SQL | Yueyin Ji

SQL Project:
Employee Value Evaluation System

Introduction

The provided database contains the 11 tables (the database schema is below), with transactional data related to some company operations.

In this system, I have divided it into five criteria to comprehensively assess the value of an employee. These five criteria are the productivity index, quality index, market expansion and diversification index(diversity index), cost index, and customer relationship index.

Data Processing Design and create a data warehouse for the provided database.

In this part, I combined data from eight tables

CODE:

USE cis467_final_project;

SET sql_mode = (SELECT REPLACE(@@SQL_MODE, "ONLY_FULL_GROUP_BY", ""));

CREATE OR REPLACE VIEW employee_data AS

SELECT

e.employeeID,

CONCAT(e.FirstName, ' ', e.LastName) AS employee_name,

e.title,

e.reportsTo,

o.orderID,

ROUND(SUM(od.UnitPrice * od.Quantity * (1 - od.discount)), 2) AS order_amount,

COUNT(DISTINCT o.orderID) AS order_number,

STR_TO_DATE(o.shippedDate, '%m/%d/%Y') AS shippedDate,

STR_TO_DATE(o.requireddate, '%m/%d/%Y') AS requiredDate,

STR_TO_DATE(o.orderDate, '%m/%d/%Y') AS orderDate,

CASE

WHEN DATEDIFF(STR_TO_DATE(o.requiredDate, '%m/%d/%Y'), STR_TO_DATE(o.shippedDate, '%m/%d/%Y')) > 0 THEN 0

ELSE DATEDIFF(STR_TO_DATE(o.shippedDate, '%m/%d/%Y'), STR_TO_DATE(o.requiredDate, '%m/%d/%Y'))

END AS delay_day,

SUM(p.discontinued) AS missend,

p.reorderlevel,

p.unitsinstock,

p.unitsonorder,

SUM(o.freight) AS total_freight,

o.shipcountry,

COUNT(DISTINCT c.CategoryID) AS num_category,

ROUND(AVG(od.discount), 2) AS discount,

o.customerID,

r.regionID,

r.regiondescription,

p.productID,

c.categoryname,

t.TerritoryID,

t.TerritoryDescription

FROM

employees e

JOIN orders o ON e.EmployeeID = o.employeeID

JOIN order_details od ON o.orderID = od.orderID

JOIN products p ON p.ProductID = od.productID

JOIN categories c ON p.CategoryID = c.CategoryID

LEFT JOIN employeeterritories et ON e.employeeID = et.employeeID

LEFT JOIN territories t ON et.TerritoryID = t.TerritoryID

LEFT JOIN region r ON t.regionID = r.regionID

GROUP BY

e.employeeID,

o.orderID

ORDER BY e.employeeID;

select * from employee_data LIMIT 25;

Result

Data Analysis Create queries on the data warehouse.

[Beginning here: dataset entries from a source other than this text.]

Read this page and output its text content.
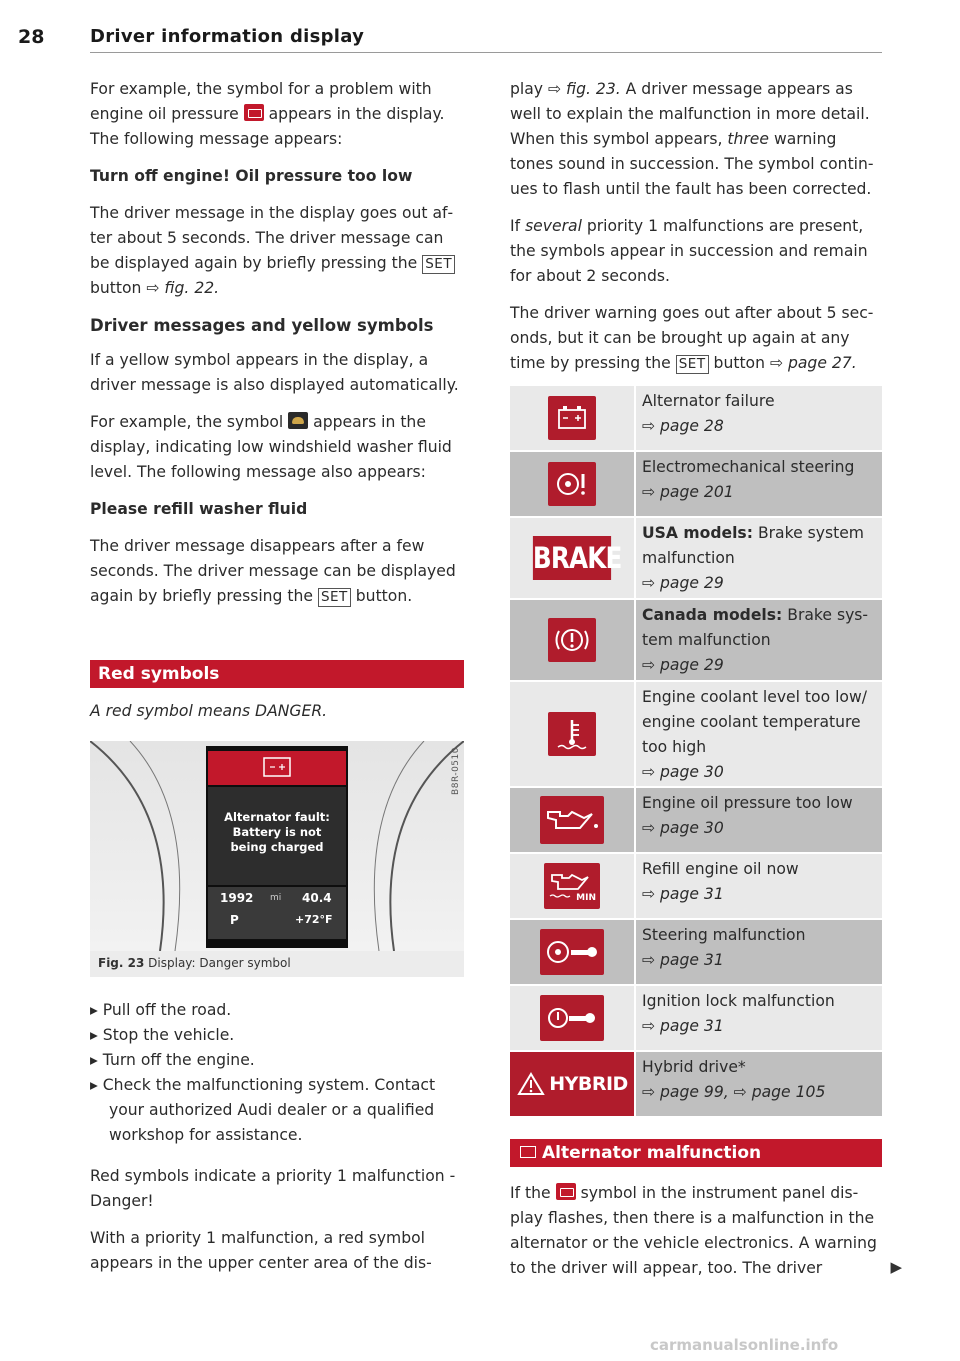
28	Driver information display

For example, the symbol for a problem with engine oil pressure appears in the display. The following message appears:

Turn off engine! Oil pressure too low

The driver message in the display goes out after about 5 seconds. The driver message can be displayed again by briefly pressing the SET button ⇨ fig. 22.

Driver messages and yellow symbols

If a yellow symbol appears in the display, a driver message is also displayed automatically.

For example, the symbol appears in the display, indicating low windshield washer fluid level. The following message also appears:

Please refill washer fluid

The driver message disappears after a few seconds. The driver message can be displayed again by briefly pressing the SET button.

Red symbols
A red symbol means DANGER.
Alternator fault:
Battery is not
being charged
1992 mi 40.4
P	+72°F
B8R-0510
Fig. 23 Display: Danger symbol
▸ Pull off the road.
▸ Stop the vehicle.
▸ Turn off the engine.
▸ Check the malfunctioning system. Contact your authorized Audi dealer or a qualified workshop for assistance.

Red symbols indicate a priority 1 malfunction - Danger!

With a priority 1 malfunction, a red symbol appears in the upper center area of the dis-

play ⇨ fig. 23. A driver message appears as well to explain the malfunction in more detail. When this symbol appears, three warning tones sound in succession. The symbol continues to flash until the fault has been corrected.

If several priority 1 malfunctions are present, the symbols appear in succession and remain for about 2 seconds.

The driver warning goes out after about 5 seconds, but it can be brought up again at any time by pressing the SET button ⇨ page 27.

Alternator failure
⇨ page 28
Electromechanical steering
⇨ page 201
BRAKE
USA models: Brake system malfunction
⇨ page 29
Canada models: Brake system malfunction
⇨ page 29
Engine coolant level too low/ engine coolant temperature too high
⇨ page 30
Engine oil pressure too low
⇨ page 30
MIN
Refill engine oil now
⇨ page 31
Steering malfunction
⇨ page 31
Ignition lock malfunction
⇨ page 31
HYBRID
Hybrid drive*
⇨ page 99, ⇨ page 105
Alternator malfunction
If the symbol in the instrument panel display flashes, then there is a malfunction in the alternator or the vehicle electronics. A warning to the driver will appear, too. The driver	▶
carmanualsonline.info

I used complex queries including Joins, a Group By, UNION elements, a subquery, and some aggregate functions and summary calculations.

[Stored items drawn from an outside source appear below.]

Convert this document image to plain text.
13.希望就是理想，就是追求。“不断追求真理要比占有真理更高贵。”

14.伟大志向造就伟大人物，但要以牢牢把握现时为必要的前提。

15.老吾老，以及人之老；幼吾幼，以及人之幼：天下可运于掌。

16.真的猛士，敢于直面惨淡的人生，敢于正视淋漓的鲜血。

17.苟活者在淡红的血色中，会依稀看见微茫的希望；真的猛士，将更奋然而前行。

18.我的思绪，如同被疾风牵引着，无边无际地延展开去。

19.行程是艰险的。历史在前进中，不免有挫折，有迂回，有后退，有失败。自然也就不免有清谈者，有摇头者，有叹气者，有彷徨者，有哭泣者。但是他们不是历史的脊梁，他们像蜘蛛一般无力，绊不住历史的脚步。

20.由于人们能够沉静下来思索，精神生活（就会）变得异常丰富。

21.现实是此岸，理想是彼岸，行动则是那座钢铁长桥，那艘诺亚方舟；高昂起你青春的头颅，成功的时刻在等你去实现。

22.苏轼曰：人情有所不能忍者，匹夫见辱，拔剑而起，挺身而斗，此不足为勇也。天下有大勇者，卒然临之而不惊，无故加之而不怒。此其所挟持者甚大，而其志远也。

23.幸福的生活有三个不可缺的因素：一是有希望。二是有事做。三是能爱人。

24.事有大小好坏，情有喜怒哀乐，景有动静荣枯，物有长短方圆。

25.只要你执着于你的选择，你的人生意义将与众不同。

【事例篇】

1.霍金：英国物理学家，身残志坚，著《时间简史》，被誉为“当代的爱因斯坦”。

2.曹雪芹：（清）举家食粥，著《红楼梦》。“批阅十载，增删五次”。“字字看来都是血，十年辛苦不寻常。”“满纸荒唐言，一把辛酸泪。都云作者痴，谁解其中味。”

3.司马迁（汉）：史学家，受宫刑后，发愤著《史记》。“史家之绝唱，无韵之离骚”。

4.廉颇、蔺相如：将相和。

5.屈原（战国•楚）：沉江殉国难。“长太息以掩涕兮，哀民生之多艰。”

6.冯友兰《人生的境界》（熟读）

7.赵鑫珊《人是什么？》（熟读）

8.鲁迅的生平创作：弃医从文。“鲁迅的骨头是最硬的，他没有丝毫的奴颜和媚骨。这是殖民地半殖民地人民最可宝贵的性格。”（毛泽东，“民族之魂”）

Main question: who is the most valuable employee?

Solution1: cost index

CODE:

SELECT

employeeID,

round(AVG(discount) * 100,2) AS average_discount_percentage,

NTILE(4) OVER(ORDER BY AVG(discount) ASC) AS cost_group

FROM

employee_data

GROUP BY

employeeID;

Description:

By calculating the average discount rate of the orders sold by each employee, I can derive the cost indicator. (A lower average discount rate is better.)

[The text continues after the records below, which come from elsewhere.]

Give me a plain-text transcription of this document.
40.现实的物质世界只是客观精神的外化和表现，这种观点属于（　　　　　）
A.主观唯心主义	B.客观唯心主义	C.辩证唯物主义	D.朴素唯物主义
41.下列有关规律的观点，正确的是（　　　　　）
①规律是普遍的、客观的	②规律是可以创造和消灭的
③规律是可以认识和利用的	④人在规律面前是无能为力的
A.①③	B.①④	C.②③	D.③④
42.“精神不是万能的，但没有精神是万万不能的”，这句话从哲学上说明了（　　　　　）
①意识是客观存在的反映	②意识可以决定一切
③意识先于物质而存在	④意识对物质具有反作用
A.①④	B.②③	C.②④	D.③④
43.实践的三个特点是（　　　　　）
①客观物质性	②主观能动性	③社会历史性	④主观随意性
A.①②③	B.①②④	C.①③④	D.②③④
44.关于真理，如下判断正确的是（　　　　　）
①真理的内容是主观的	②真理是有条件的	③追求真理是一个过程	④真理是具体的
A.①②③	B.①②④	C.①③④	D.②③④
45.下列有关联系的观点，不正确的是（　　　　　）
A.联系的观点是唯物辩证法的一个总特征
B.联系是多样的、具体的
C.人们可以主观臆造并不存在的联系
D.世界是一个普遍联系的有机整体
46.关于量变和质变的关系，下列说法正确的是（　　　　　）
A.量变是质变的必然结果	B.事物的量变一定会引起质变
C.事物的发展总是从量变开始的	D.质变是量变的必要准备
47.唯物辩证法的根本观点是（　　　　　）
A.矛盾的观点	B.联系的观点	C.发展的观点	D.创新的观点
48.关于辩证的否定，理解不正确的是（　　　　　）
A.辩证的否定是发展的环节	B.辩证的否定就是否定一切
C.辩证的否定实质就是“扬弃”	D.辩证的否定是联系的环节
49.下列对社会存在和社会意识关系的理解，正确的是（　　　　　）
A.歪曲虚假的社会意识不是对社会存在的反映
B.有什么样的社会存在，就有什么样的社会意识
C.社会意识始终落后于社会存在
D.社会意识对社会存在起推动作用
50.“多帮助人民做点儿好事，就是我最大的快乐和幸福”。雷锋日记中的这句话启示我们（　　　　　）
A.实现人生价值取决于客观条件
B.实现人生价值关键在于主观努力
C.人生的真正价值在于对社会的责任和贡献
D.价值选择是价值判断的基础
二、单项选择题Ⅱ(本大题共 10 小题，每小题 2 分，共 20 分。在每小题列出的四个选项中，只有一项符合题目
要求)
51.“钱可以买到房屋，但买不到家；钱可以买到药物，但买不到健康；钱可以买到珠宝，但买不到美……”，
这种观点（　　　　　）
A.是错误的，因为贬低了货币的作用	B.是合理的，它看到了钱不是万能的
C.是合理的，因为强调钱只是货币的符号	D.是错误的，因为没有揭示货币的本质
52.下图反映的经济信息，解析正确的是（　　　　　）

I found that employee 2 is the most valuable one in terms of the cost index.

Solution2: quality index

CODE:

SELECT

employeeID,

error_rate,

stock_management_efficiency,

NTILE(4) OVER (ORDER BY rank_error_rate + rank_efficiency ASC) AS quality_group

FROM (

SELECT

employeeID,

ROUND(100 * SUM(CASE WHEN shippedDate > requiredDate THEN 1 ELSE 0 END) / COUNT(DISTINCT orderID), 2) AS error_rate,

ROUND(100 * SUM(CASE WHEN (reorderlevel - unitsinstock - unitsonorder) > 0 THEN 1 ELSE 0 END) / COUNT(DISTINCT ProductID), 2) AS stock_management_efficiency,

RANK() OVER (ORDER BY ROUND(100 * SUM(CASE WHEN shippedDate > requiredDate THEN 1 ELSE 0 END) / COUNT(DISTINCT orderID),2) ASC) AS rank_error_rate,

RANK() OVER (ORDER BY ROUND(100 * SUM(CASE WHEN (reorderlevel - unitsinstock - unitsonorder) > 0 THEN 1 ELSE 0 END) / COUNT(DISTINCT ProductID), 2) DESC) AS rank_efficiency

FROM employee_data

GROUP BY employeeID

) AS subquery

ORDER BY quality_group;

Description:

The quality index is derived from two aspects. The first aspect is the order processing error rate, and the second aspect is the efficiency of product inventory management. A lower error rate is better, a higher stock management efficiency is better.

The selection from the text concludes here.